From what I have read, I am concerned that there is no real detail regarding first, second and third year student nurses and midwives and their unpaid clinical placement. It seems that the emergency €1 payment will continue for a bit longer, but there is a need for more detail in respect of what exactly will be put in place on a permanent basis for those first, second and third year students. It has to be real and substantial because they have rent to pay and other living expenses just like everybody else and they need to be properly supported as they work in hospitals as part of their placement and in their training.

There is a responsibility on the Minister to ensure that all student nurses and midwives are paid a fair allowance. I call on him to act on this urgently, as actions speak louder than words. The issue of payments for student nurses is a litmus test for this Government's recognition of the contribution of those who worked in our healthcare system throughout the pandemic. I have met many of them, in fact, hundreds of them, over the course of the last number of months.
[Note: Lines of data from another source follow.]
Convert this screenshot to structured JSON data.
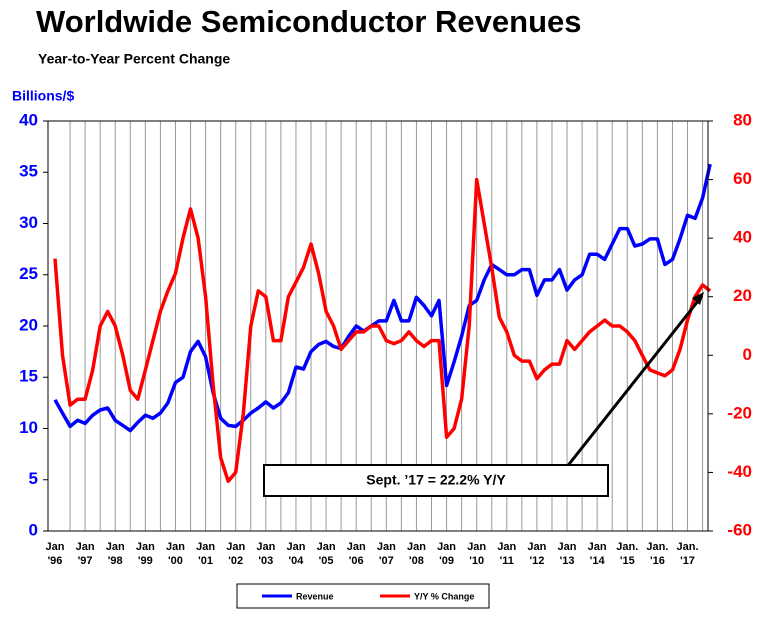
{
  "chart_data": {
    "type": "line",
    "title": "Worldwide Semiconductor Revenues",
    "subtitle": "Year-to-Year Percent Change",
    "y_label": "Billions/$",
    "annotation": "Sept. ’17 = 22.2% Y/Y",
    "categories": [
      "Jan '96",
      null,
      null,
      null,
      "Jan '97",
      null,
      null,
      null,
      "Jan '98",
      null,
      null,
      null,
      "Jan '99",
      null,
      null,
      null,
      "Jan '00",
      null,
      null,
      null,
      "Jan '01",
      null,
      null,
      null,
      "Jan '02",
      null,
      null,
      null,
      "Jan '03",
      null,
      null,
      null,
      "Jan '04",
      null,
      null,
      null,
      "Jan '05",
      null,
      null,
      null,
      "Jan '06",
      null,
      null,
      null,
      "Jan '07",
      null,
      null,
      null,
      "Jan '08",
      null,
      null,
      null,
      "Jan '09",
      null,
      null,
      null,
      "Jan '10",
      null,
      null,
      null,
      "Jan '11",
      null,
      null,
      null,
      "Jan '12",
      null,
      null,
      null,
      "Jan '13",
      null,
      null,
      null,
      "Jan '14",
      null,
      null,
      null,
      "Jan. '15",
      null,
      null,
      null,
      "Jan. '16",
      null,
      null,
      null,
      "Jan. '17",
      null,
      null,
      null
    ],
    "series": [
      {
        "name": "Revenue",
        "color": "#0000ff",
        "values": [
          12.8,
          11.5,
          10.2,
          10.8,
          10.5,
          11.3,
          11.8,
          12.0,
          10.8,
          10.3,
          9.8,
          10.6,
          11.3,
          11.0,
          11.5,
          12.5,
          14.5,
          15.0,
          17.5,
          18.5,
          17.0,
          13.5,
          11.0,
          10.3,
          10.2,
          10.8,
          11.5,
          12.0,
          12.6,
          12.0,
          12.5,
          13.5,
          16.0,
          15.8,
          17.5,
          18.2,
          18.5,
          18.0,
          17.8,
          19.0,
          20.0,
          19.5,
          20.0,
          20.5,
          20.5,
          22.5,
          20.5,
          20.5,
          22.8,
          22.0,
          21.0,
          22.5,
          14.2,
          16.5,
          19.0,
          22.0,
          22.5,
          24.5,
          26.0,
          25.5,
          25.0,
          25.0,
          25.5,
          25.5,
          23.0,
          24.5,
          24.5,
          25.5,
          23.5,
          24.5,
          25.0,
          27.0,
          27.0,
          26.5,
          28.0,
          29.5,
          29.5,
          27.8,
          28.0,
          28.5,
          28.5,
          26.0,
          26.5,
          28.5,
          30.8,
          30.5,
          32.5,
          35.8
        ]
      },
      {
        "name": "Y/Y % Change",
        "color": "#ff0000",
        "axis": "y2",
        "values": [
          33,
          0,
          -17,
          -15,
          -15,
          -5,
          10,
          15,
          10,
          0,
          -12,
          -15,
          -5,
          5,
          15,
          22,
          28,
          40,
          50,
          40,
          20,
          -10,
          -35,
          -43,
          -40,
          -20,
          10,
          22,
          20,
          5,
          5,
          20,
          25,
          30,
          38,
          28,
          15,
          10,
          2,
          5,
          8,
          8,
          10,
          10,
          5,
          4,
          5,
          8,
          5,
          3,
          5,
          5,
          -28,
          -25,
          -15,
          10,
          60,
          45,
          30,
          13,
          8,
          0,
          -2,
          -2,
          -8,
          -5,
          -3,
          -3,
          5,
          2,
          5,
          8,
          10,
          12,
          10,
          10,
          8,
          5,
          0,
          -5,
          -6,
          -7,
          -5,
          2,
          12,
          20,
          24,
          22
        ]
      }
    ],
    "ylim": [
      0,
      40
    ],
    "yticks": [
      0,
      5,
      10,
      15,
      20,
      25,
      30,
      35,
      40
    ],
    "y2lim": [
      -60,
      80
    ],
    "y2ticks": [
      -60,
      -40,
      -20,
      0,
      20,
      40,
      60,
      80
    ],
    "grid": true
  }
}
What really concerns me is how undervalued they feel. I do not know if the Minister appreciates that or if he has engaged with them to the same level. It is really frightening, at a time when we know that we have to recruit and retain staff in our health service, that young people are coming through training, doing placements in hospitals and feeling so undervalued and under-appreciated to the point that many of them are telling me they will not stay - they will leave the first chance they get. My message to them is not to leave and to stay, because we need them in our public healthcare system. If the Minister is sending the same message to them, he needs to underpin it by taking firm and clear action.
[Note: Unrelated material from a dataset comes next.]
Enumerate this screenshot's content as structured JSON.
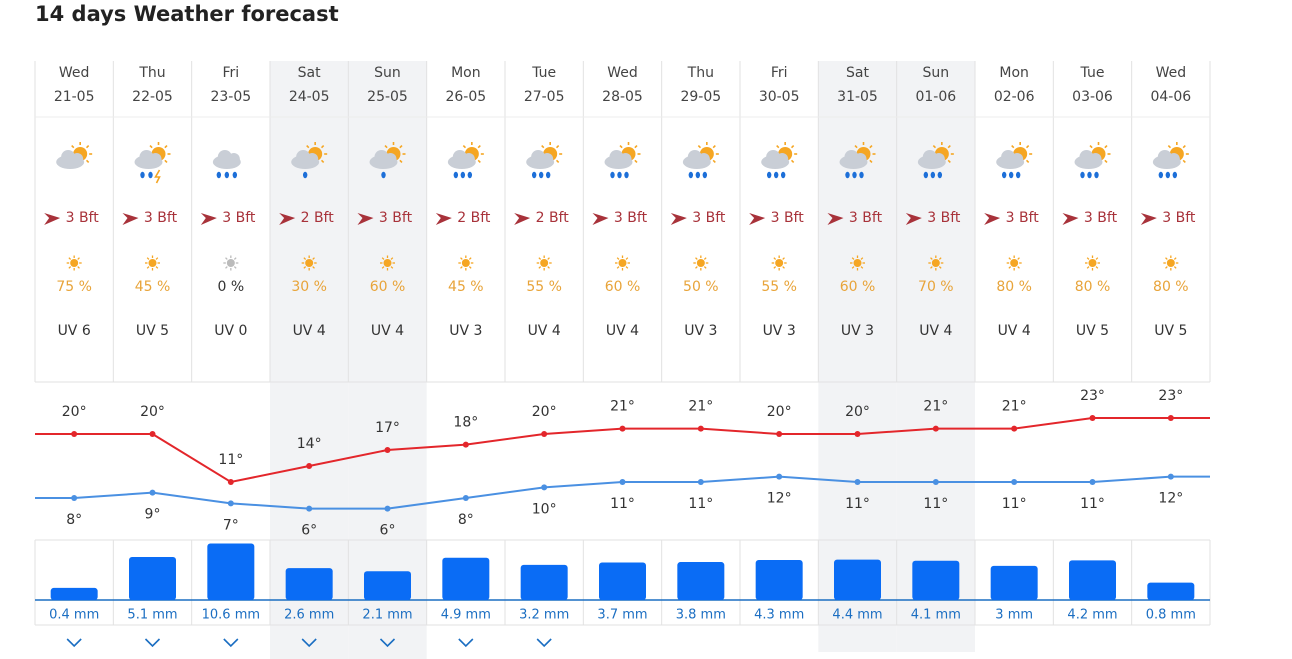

I also want to ask the Minister about the recognition payment for front-line workers that we heard so much about. It was an issue that was brought up before the budget. The Taoiseach and the Tánaiste were talking about it. It was expanding by the day and the minute. Every time a Minister spoke, it was announced that more people would get it and more public sector workers would be covered. Those on the front line were certainly led to believe that something would happen. It did not happen before the budget. There was then an expectation that something would be announced in the budget. Of course, the budget came and went and there was no announcement of a recognition, bonus or payment. Since then, over the last number of weeks, I have not heard a peep from the Government. For all of the speculation, the talk and the mixed messages that came from some members of the Government, it is as if the issue fell of a cliff and nobody has heard about it since. That must be dealt with. The WRC has stated that the Minister and the Government needs to engage with it to resolve the issue.
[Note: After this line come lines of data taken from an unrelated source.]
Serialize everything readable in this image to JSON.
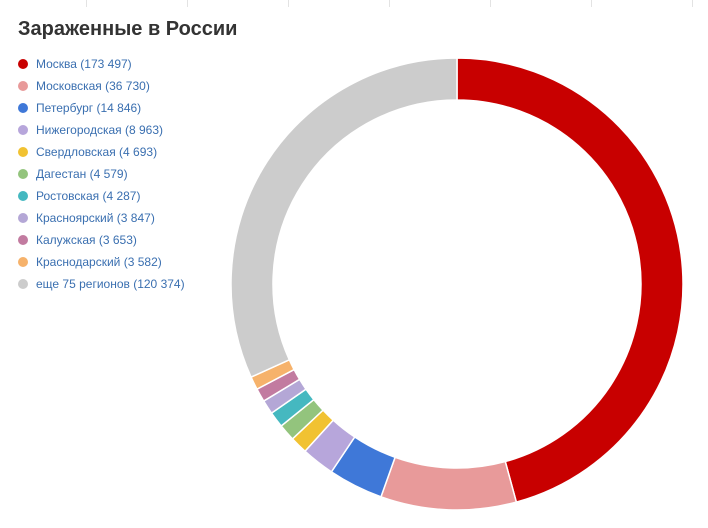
{
  "chart_data": {
    "type": "pie",
    "variant": "donut",
    "title": "Зараженные в России",
    "legend_position": "top-left",
    "start_angle_deg": 0,
    "direction": "clockwise",
    "series": [
      {
        "label": "Москва (173 497)",
        "value": 173497,
        "color": "#c80000"
      },
      {
        "label": "Московская (36 730)",
        "value": 36730,
        "color": "#e89a9a"
      },
      {
        "label": "Петербург (14 846)",
        "value": 14846,
        "color": "#3f78d8"
      },
      {
        "label": "Нижегородская (8 963)",
        "value": 8963,
        "color": "#b7a6db"
      },
      {
        "label": "Свердловская (4 693)",
        "value": 4693,
        "color": "#f1c232"
      },
      {
        "label": "Дагестан (4 579)",
        "value": 4579,
        "color": "#93c47d"
      },
      {
        "label": "Ростовская (4 287)",
        "value": 4287,
        "color": "#45b8c0"
      },
      {
        "label": "Красноярский (3 847)",
        "value": 3847,
        "color": "#b4a7d6"
      },
      {
        "label": "Калужская (3 653)",
        "value": 3653,
        "color": "#c27ba0"
      },
      {
        "label": "Краснодарский (3 582)",
        "value": 3582,
        "color": "#f6b26b"
      },
      {
        "label": "еще 75 регионов (120 374)",
        "value": 120374,
        "color": "#cccccc"
      }
    ]
  }
}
My final point relates to safe staffing levels in our hospitals. It is an area of work that I want to support over the next while. I am engaging with healthcare trade unions, training bodies and others to ensure that my response in this area is fit for purpose. We must put in place the strongest and most robust policies and clearly think out how it is that we are going to recruit, train and retain more nurses, GPs, doctors and consultants. We must do that to ensure we have safe staffing levels. We do not have enough GPs, there are still far too many vacant consultant posts and there are many nurses who are telling me that they are going to leave the profession. We need a proper strategic workforce planning strategy that is underpinned by the need to train staff more and also to value them more and treat them better. We must tell them that the Irish public health service we want to build is going to be a world-class one and also one that we want them to come and work in. We must tell them that we value them and want them. That is the message they should hear from the Minister and the Government.